Employers may not consider military service as a reason not to pay retirement benefits. Accrual and vesting must occur as if the employee had been working.

Employers are not required to make contributions to 401(k) plans while the employees are on military leave. Once employees return from military duty and are reemployed, however, they must make the employer contributions that would have been made if the employees had been employed during the period of military leave. If employee contributions are required or permitted under the plan, the employee may take up to three times the duration of the military duty or five years, whichever ends first, to make up the contributions.

If, for example, a person was in military service for one year, as soon as the person returns and is reemployed, payments to the retirement plan resume. This employee then has up to three years to make payments to make up for the one-year lapse.

If the employee makes up the contributions, the employer must make up any matching contributions.

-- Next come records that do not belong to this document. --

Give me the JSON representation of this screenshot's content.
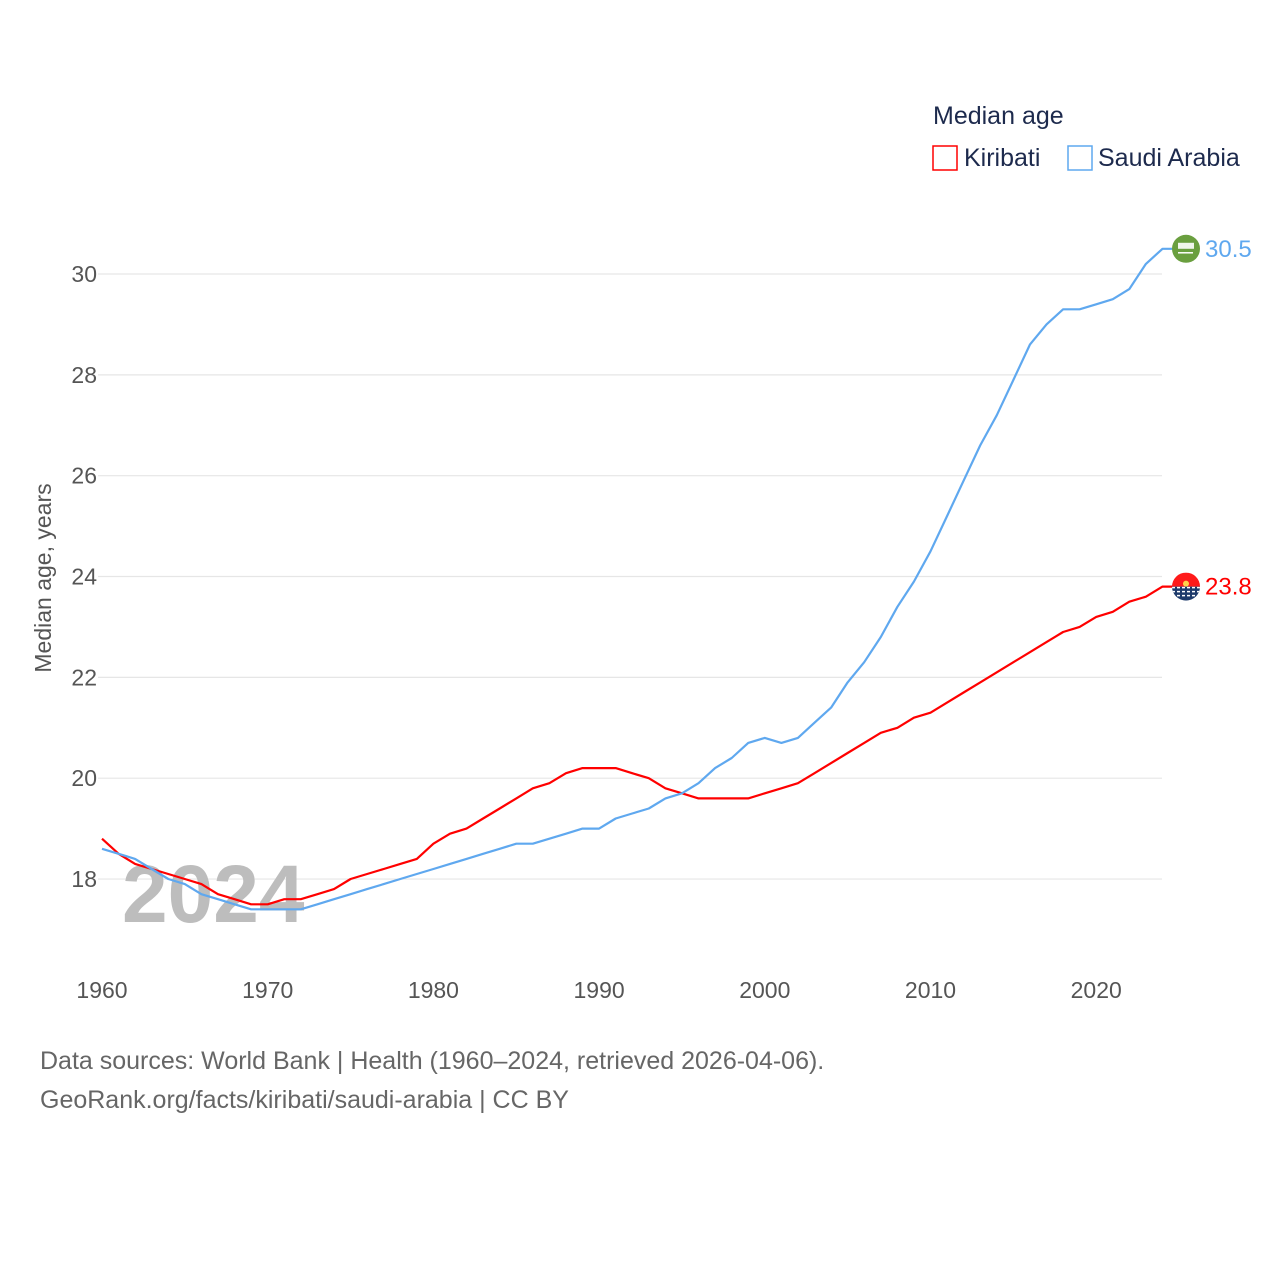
{
  "chart_data": {
    "type": "line",
    "title": "",
    "xlabel": "",
    "ylabel": "Median age, years",
    "xlim": [
      1960,
      2024
    ],
    "ylim": [
      16.6,
      30.9
    ],
    "yticks": [
      18,
      20,
      22,
      24,
      26,
      28,
      30
    ],
    "xticks": [
      1960,
      1970,
      1980,
      1990,
      2000,
      2010,
      2020
    ],
    "grid": true,
    "legend": {
      "title": "Median age",
      "placement": "top-right"
    },
    "watermark_year": "2024",
    "x": [
      1960,
      1961,
      1962,
      1963,
      1964,
      1965,
      1966,
      1967,
      1968,
      1969,
      1970,
      1971,
      1972,
      1973,
      1974,
      1975,
      1976,
      1977,
      1978,
      1979,
      1980,
      1981,
      1982,
      1983,
      1984,
      1985,
      1986,
      1987,
      1988,
      1989,
      1990,
      1991,
      1992,
      1993,
      1994,
      1995,
      1996,
      1997,
      1998,
      1999,
      2000,
      2001,
      2002,
      2003,
      2004,
      2005,
      2006,
      2007,
      2008,
      2009,
      2010,
      2011,
      2012,
      2013,
      2014,
      2015,
      2016,
      2017,
      2018,
      2019,
      2020,
      2021,
      2022,
      2023,
      2024
    ],
    "series": [
      {
        "name": "Kiribati",
        "color": "#ff0000",
        "end_label": "23.8",
        "values": [
          18.8,
          18.5,
          18.3,
          18.2,
          18.1,
          18.0,
          17.9,
          17.7,
          17.6,
          17.5,
          17.5,
          17.6,
          17.6,
          17.7,
          17.8,
          18.0,
          18.1,
          18.2,
          18.3,
          18.4,
          18.7,
          18.9,
          19.0,
          19.2,
          19.4,
          19.6,
          19.8,
          19.9,
          20.1,
          20.2,
          20.2,
          20.2,
          20.1,
          20.0,
          19.8,
          19.7,
          19.6,
          19.6,
          19.6,
          19.6,
          19.7,
          19.8,
          19.9,
          20.1,
          20.3,
          20.5,
          20.7,
          20.9,
          21.0,
          21.2,
          21.3,
          21.5,
          21.7,
          21.9,
          22.1,
          22.3,
          22.5,
          22.7,
          22.9,
          23.0,
          23.2,
          23.3,
          23.5,
          23.6,
          23.8
        ]
      },
      {
        "name": "Saudi Arabia",
        "color": "#5fa8ef",
        "end_label": "30.5",
        "values": [
          18.6,
          18.5,
          18.4,
          18.2,
          18.0,
          17.9,
          17.7,
          17.6,
          17.5,
          17.4,
          17.4,
          17.4,
          17.4,
          17.5,
          17.6,
          17.7,
          17.8,
          17.9,
          18.0,
          18.1,
          18.2,
          18.3,
          18.4,
          18.5,
          18.6,
          18.7,
          18.7,
          18.8,
          18.9,
          19.0,
          19.0,
          19.2,
          19.3,
          19.4,
          19.6,
          19.7,
          19.9,
          20.2,
          20.4,
          20.7,
          20.8,
          20.7,
          20.8,
          21.1,
          21.4,
          21.9,
          22.3,
          22.8,
          23.4,
          23.9,
          24.5,
          25.2,
          25.9,
          26.6,
          27.2,
          27.9,
          28.6,
          29.0,
          29.3,
          29.3,
          29.4,
          29.5,
          29.7,
          30.2,
          30.5
        ]
      }
    ]
  },
  "footer": {
    "line1": "Data sources: World Bank | Health (1960–2024, retrieved 2026-04-06).",
    "line2": "GeoRank.org/facts/kiribati/saudi-arabia | CC BY"
  }
}
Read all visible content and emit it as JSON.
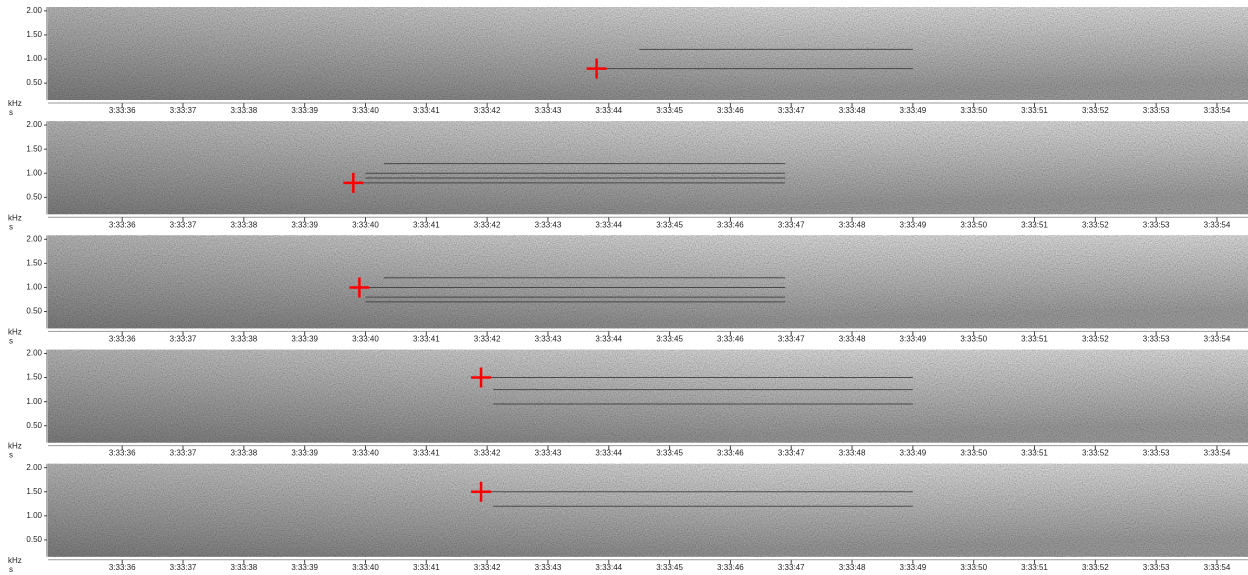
{
  "chart_data": [
    {
      "type": "spectrogram",
      "x_label": "s",
      "y_label": "kHz",
      "xlim": [
        12814.78,
        12834.51
      ],
      "ylim": [
        0.15,
        2.08
      ],
      "xticks": [
        {
          "value": 12816,
          "label": "3:33:36"
        },
        {
          "value": 12817,
          "label": "3:33:37"
        },
        {
          "value": 12818,
          "label": "3:33:38"
        },
        {
          "value": 12819,
          "label": "3:33:39"
        },
        {
          "value": 12820,
          "label": "3:33:40"
        },
        {
          "value": 12821,
          "label": "3:33:41"
        },
        {
          "value": 12822,
          "label": "3:33:42"
        },
        {
          "value": 12823,
          "label": "3:33:43"
        },
        {
          "value": 12824,
          "label": "3:33:44"
        },
        {
          "value": 12825,
          "label": "3:33:45"
        },
        {
          "value": 12826,
          "label": "3:33:46"
        },
        {
          "value": 12827,
          "label": "3:33:47"
        },
        {
          "value": 12828,
          "label": "3:33:48"
        },
        {
          "value": 12829,
          "label": "3:33:49"
        },
        {
          "value": 12830,
          "label": "3:33:50"
        },
        {
          "value": 12831,
          "label": "3:33:51"
        },
        {
          "value": 12832,
          "label": "3:33:52"
        },
        {
          "value": 12833,
          "label": "3:33:53"
        },
        {
          "value": 12834,
          "label": "3:33:54"
        }
      ],
      "yticks": [
        {
          "value": 0.5,
          "label": "0.50"
        },
        {
          "value": 1,
          "label": "1.00"
        },
        {
          "value": 1.5,
          "label": "1.50"
        },
        {
          "value": 2,
          "label": "2.00"
        }
      ],
      "marker": {
        "x": 12823.8,
        "y": 0.8,
        "color": "#ff0000"
      },
      "tracks": [
        {
          "y": 0.8,
          "x": [
            12823.8,
            12829.0
          ]
        },
        {
          "y": 1.2,
          "x": [
            12824.5,
            12829.0
          ]
        }
      ]
    },
    {
      "type": "spectrogram",
      "x_label": "s",
      "y_label": "kHz",
      "xlim": [
        12814.78,
        12834.51
      ],
      "ylim": [
        0.15,
        2.08
      ],
      "xticks": [
        {
          "value": 12816,
          "label": "3:33:36"
        },
        {
          "value": 12817,
          "label": "3:33:37"
        },
        {
          "value": 12818,
          "label": "3:33:38"
        },
        {
          "value": 12819,
          "label": "3:33:39"
        },
        {
          "value": 12820,
          "label": "3:33:40"
        },
        {
          "value": 12821,
          "label": "3:33:41"
        },
        {
          "value": 12822,
          "label": "3:33:42"
        },
        {
          "value": 12823,
          "label": "3:33:43"
        },
        {
          "value": 12824,
          "label": "3:33:44"
        },
        {
          "value": 12825,
          "label": "3:33:45"
        },
        {
          "value": 12826,
          "label": "3:33:46"
        },
        {
          "value": 12827,
          "label": "3:33:47"
        },
        {
          "value": 12828,
          "label": "3:33:48"
        },
        {
          "value": 12829,
          "label": "3:33:49"
        },
        {
          "value": 12830,
          "label": "3:33:50"
        },
        {
          "value": 12831,
          "label": "3:33:51"
        },
        {
          "value": 12832,
          "label": "3:33:52"
        },
        {
          "value": 12833,
          "label": "3:33:53"
        },
        {
          "value": 12834,
          "label": "3:33:54"
        }
      ],
      "yticks": [
        {
          "value": 0.5,
          "label": "0.50"
        },
        {
          "value": 1,
          "label": "1.00"
        },
        {
          "value": 1.5,
          "label": "1.50"
        },
        {
          "value": 2,
          "label": "2.00"
        }
      ],
      "marker": {
        "x": 12819.8,
        "y": 0.8,
        "color": "#ff0000"
      },
      "tracks": [
        {
          "y": 0.8,
          "x": [
            12819.8,
            12826.9
          ]
        },
        {
          "y": 0.9,
          "x": [
            12820.0,
            12826.9
          ]
        },
        {
          "y": 1.0,
          "x": [
            12820.0,
            12826.9
          ]
        },
        {
          "y": 1.2,
          "x": [
            12820.3,
            12826.9
          ]
        }
      ]
    },
    {
      "type": "spectrogram",
      "x_label": "s",
      "y_label": "kHz",
      "xlim": [
        12814.78,
        12834.51
      ],
      "ylim": [
        0.15,
        2.08
      ],
      "xticks": [
        {
          "value": 12816,
          "label": "3:33:36"
        },
        {
          "value": 12817,
          "label": "3:33:37"
        },
        {
          "value": 12818,
          "label": "3:33:38"
        },
        {
          "value": 12819,
          "label": "3:33:39"
        },
        {
          "value": 12820,
          "label": "3:33:40"
        },
        {
          "value": 12821,
          "label": "3:33:41"
        },
        {
          "value": 12822,
          "label": "3:33:42"
        },
        {
          "value": 12823,
          "label": "3:33:43"
        },
        {
          "value": 12824,
          "label": "3:33:44"
        },
        {
          "value": 12825,
          "label": "3:33:45"
        },
        {
          "value": 12826,
          "label": "3:33:46"
        },
        {
          "value": 12827,
          "label": "3:33:47"
        },
        {
          "value": 12828,
          "label": "3:33:48"
        },
        {
          "value": 12829,
          "label": "3:33:49"
        },
        {
          "value": 12830,
          "label": "3:33:50"
        },
        {
          "value": 12831,
          "label": "3:33:51"
        },
        {
          "value": 12832,
          "label": "3:33:52"
        },
        {
          "value": 12833,
          "label": "3:33:53"
        },
        {
          "value": 12834,
          "label": "3:33:54"
        }
      ],
      "yticks": [
        {
          "value": 0.5,
          "label": "0.50"
        },
        {
          "value": 1,
          "label": "1.00"
        },
        {
          "value": 1.5,
          "label": "1.50"
        },
        {
          "value": 2,
          "label": "2.00"
        }
      ],
      "marker": {
        "x": 12819.9,
        "y": 1.0,
        "color": "#ff0000"
      },
      "tracks": [
        {
          "y": 0.7,
          "x": [
            12820.0,
            12826.9
          ]
        },
        {
          "y": 0.8,
          "x": [
            12820.0,
            12826.9
          ]
        },
        {
          "y": 1.0,
          "x": [
            12819.9,
            12826.9
          ]
        },
        {
          "y": 1.2,
          "x": [
            12820.3,
            12826.9
          ]
        }
      ]
    },
    {
      "type": "spectrogram",
      "x_label": "s",
      "y_label": "kHz",
      "xlim": [
        12814.78,
        12834.51
      ],
      "ylim": [
        0.15,
        2.08
      ],
      "xticks": [
        {
          "value": 12816,
          "label": "3:33:36"
        },
        {
          "value": 12817,
          "label": "3:33:37"
        },
        {
          "value": 12818,
          "label": "3:33:38"
        },
        {
          "value": 12819,
          "label": "3:33:39"
        },
        {
          "value": 12820,
          "label": "3:33:40"
        },
        {
          "value": 12821,
          "label": "3:33:41"
        },
        {
          "value": 12822,
          "label": "3:33:42"
        },
        {
          "value": 12823,
          "label": "3:33:43"
        },
        {
          "value": 12824,
          "label": "3:33:44"
        },
        {
          "value": 12825,
          "label": "3:33:45"
        },
        {
          "value": 12826,
          "label": "3:33:46"
        },
        {
          "value": 12827,
          "label": "3:33:47"
        },
        {
          "value": 12828,
          "label": "3:33:48"
        },
        {
          "value": 12829,
          "label": "3:33:49"
        },
        {
          "value": 12830,
          "label": "3:33:50"
        },
        {
          "value": 12831,
          "label": "3:33:51"
        },
        {
          "value": 12832,
          "label": "3:33:52"
        },
        {
          "value": 12833,
          "label": "3:33:53"
        },
        {
          "value": 12834,
          "label": "3:33:54"
        }
      ],
      "yticks": [
        {
          "value": 0.5,
          "label": "0.50"
        },
        {
          "value": 1,
          "label": "1.00"
        },
        {
          "value": 1.5,
          "label": "1.50"
        },
        {
          "value": 2,
          "label": "2.00"
        }
      ],
      "marker": {
        "x": 12821.9,
        "y": 1.5,
        "color": "#ff0000"
      },
      "tracks": [
        {
          "y": 1.5,
          "x": [
            12821.9,
            12829.0
          ]
        },
        {
          "y": 1.25,
          "x": [
            12822.1,
            12829.0
          ]
        },
        {
          "y": 0.95,
          "x": [
            12822.1,
            12829.0
          ]
        }
      ]
    },
    {
      "type": "spectrogram",
      "x_label": "s",
      "y_label": "kHz",
      "xlim": [
        12814.78,
        12834.51
      ],
      "ylim": [
        0.15,
        2.08
      ],
      "xticks": [
        {
          "value": 12816,
          "label": "3:33:36"
        },
        {
          "value": 12817,
          "label": "3:33:37"
        },
        {
          "value": 12818,
          "label": "3:33:38"
        },
        {
          "value": 12819,
          "label": "3:33:39"
        },
        {
          "value": 12820,
          "label": "3:33:40"
        },
        {
          "value": 12821,
          "label": "3:33:41"
        },
        {
          "value": 12822,
          "label": "3:33:42"
        },
        {
          "value": 12823,
          "label": "3:33:43"
        },
        {
          "value": 12824,
          "label": "3:33:44"
        },
        {
          "value": 12825,
          "label": "3:33:45"
        },
        {
          "value": 12826,
          "label": "3:33:46"
        },
        {
          "value": 12827,
          "label": "3:33:47"
        },
        {
          "value": 12828,
          "label": "3:33:48"
        },
        {
          "value": 12829,
          "label": "3:33:49"
        },
        {
          "value": 12830,
          "label": "3:33:50"
        },
        {
          "value": 12831,
          "label": "3:33:51"
        },
        {
          "value": 12832,
          "label": "3:33:52"
        },
        {
          "value": 12833,
          "label": "3:33:53"
        },
        {
          "value": 12834,
          "label": "3:33:54"
        }
      ],
      "yticks": [
        {
          "value": 0.5,
          "label": "0.50"
        },
        {
          "value": 1,
          "label": "1.00"
        },
        {
          "value": 1.5,
          "label": "1.50"
        },
        {
          "value": 2,
          "label": "2.00"
        }
      ],
      "marker": {
        "x": 12821.9,
        "y": 1.5,
        "color": "#ff0000"
      },
      "tracks": [
        {
          "y": 1.5,
          "x": [
            12821.9,
            12829.0
          ]
        },
        {
          "y": 1.2,
          "x": [
            12822.1,
            12829.0
          ]
        }
      ]
    }
  ]
}
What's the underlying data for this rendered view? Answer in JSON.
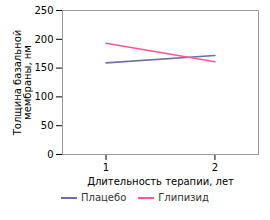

Employer contributions do not have to include earnings or forfeitures that would have been allocated to the employee if those contributions had been made during military service.

To determine the liability or an employee’s contributions under a pension benefit plan, base the employee’s compensation during the period of the employee’s military service on the rate of pay the employee would have received but for the absence during the leave.

Under the Honoring Existing Retirement Obligations for Every Servicemember (HEROES) Act, when a service member dies while on active duty, employers are required to treat the day prior to the date of death as the date the employee returned to work for purpose of triggering payment of survivor benefits or other beneficiary payments under the employee’s pension plan.